13 - letnia dziewczynka rusza w świat, od września stanie przed nowymi wyzwaniami, pozna nowych kolegów i koleżanki. Jej matce nie jest z tym łatwo, bo wcześniej, jako nauczycielka, miała nad nią większą kontrolę.
Jak w tej sytuacji wspierać dziecko? Jak samemu sobie z tą sytuacją poradzić - bo przecież wielkie zmiany dotkną wszystkich.

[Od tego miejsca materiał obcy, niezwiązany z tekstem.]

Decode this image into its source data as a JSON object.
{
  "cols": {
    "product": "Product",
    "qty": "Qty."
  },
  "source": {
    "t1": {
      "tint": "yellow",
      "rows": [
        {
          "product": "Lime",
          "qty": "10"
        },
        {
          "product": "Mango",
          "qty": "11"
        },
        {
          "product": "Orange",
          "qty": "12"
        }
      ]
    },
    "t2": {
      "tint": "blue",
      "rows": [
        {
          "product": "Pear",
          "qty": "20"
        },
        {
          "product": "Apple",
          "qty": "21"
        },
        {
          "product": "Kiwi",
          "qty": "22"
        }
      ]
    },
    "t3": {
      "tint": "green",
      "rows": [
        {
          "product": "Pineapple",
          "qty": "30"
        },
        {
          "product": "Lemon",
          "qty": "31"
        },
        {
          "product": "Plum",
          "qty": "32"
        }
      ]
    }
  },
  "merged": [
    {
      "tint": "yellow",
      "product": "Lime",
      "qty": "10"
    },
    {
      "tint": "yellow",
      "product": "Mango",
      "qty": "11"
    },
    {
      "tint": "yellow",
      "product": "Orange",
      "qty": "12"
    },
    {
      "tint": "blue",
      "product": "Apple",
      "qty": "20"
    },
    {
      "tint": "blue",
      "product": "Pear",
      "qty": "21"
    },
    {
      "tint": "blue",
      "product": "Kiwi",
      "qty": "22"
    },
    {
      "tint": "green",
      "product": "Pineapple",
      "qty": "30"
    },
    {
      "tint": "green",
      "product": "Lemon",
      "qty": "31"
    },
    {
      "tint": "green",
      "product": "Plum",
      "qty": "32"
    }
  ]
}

- Zarejestrowany: 01.10.2009, 10:38
- Posty: 4075
Wszystko zależy jakie są motywacje. Jeżeli tylko chodzi o usamodzielnienie się od rodziców i luz to nie bardzo. Ja mimo, że miałam syna "na oku" to starałam się dyskretnie to robić. Uważam, ze nie byłam nadopiekuńczą mamą. Jeżeli wcześniej dziecko wyjeżdżało samodzielnie na obozy, kolonie i wszystko było OK, to można się spodziewać, ze rzeczywiście zależy na lepszej szkole. Wiadomo jednak, że obecnie wejście w obce towarzystwo w wieku 13 lat może być ryzykowne. Wszystko zależy od dojrzałości dziecka. W mojej "epoce" na porządku dziennym był internaty i szkoły w miastach bliżej czy dalej oddalone. Ale to były inne czasy-te lepsze.
- Zarejestrowany: 17.12.2009, 20:50
- Posty: 9899
Nie posłałabym dziecka do gimnazjum w dużym mieście, jeśli miałabym wybór oczywiście. Pracowałam w gimnazjum i mimo, że mam zaufanie do moich dzieci to doskonale wiem jak dziecko potrafi zmienić się w grupie rówieśniczej. A 13-latka to jeszcze małe dziecko (wiem, bo mam taką w domu), podatne na wpływy innych. Wolałabym mieć moją córkę "pod ręką", a na zajęcia dodatkowe dowozić.
- Zarejestrowany: 04.07.2013, 21:37
- Posty: 330
Ważne, aby, przynajmniej w tym wieku, mieć wpływ na wybór tej szkoły.
I wciąż rozmawiać, i wciąż się interesować sprawami nastolatka, który wkracza powoli w dorosłe życie.
- Zarejestrowany: 15.04.2013, 07:05
- Posty: 1228
musi sam podjąć decyzję i należy je wspierać
- Zarejestrowany: 02.08.2013, 10:25
- Posty: 21
Syn był bardzo układny przy wyborze szkół, decyzje były przemyślane i przedyskutowane. Córka natomiast, od zawsze buntowniczka, zawsze stawiała na swoim, niejednokrotnie ku mojejmu niezadowoleniu. Ale dziś, z perspektywy czasu muszę powiedzieć, że dokonała dobrych wyborów. Może czasem warto przygryźć język i poczekać na rozwój wydarzeń. Wspierać!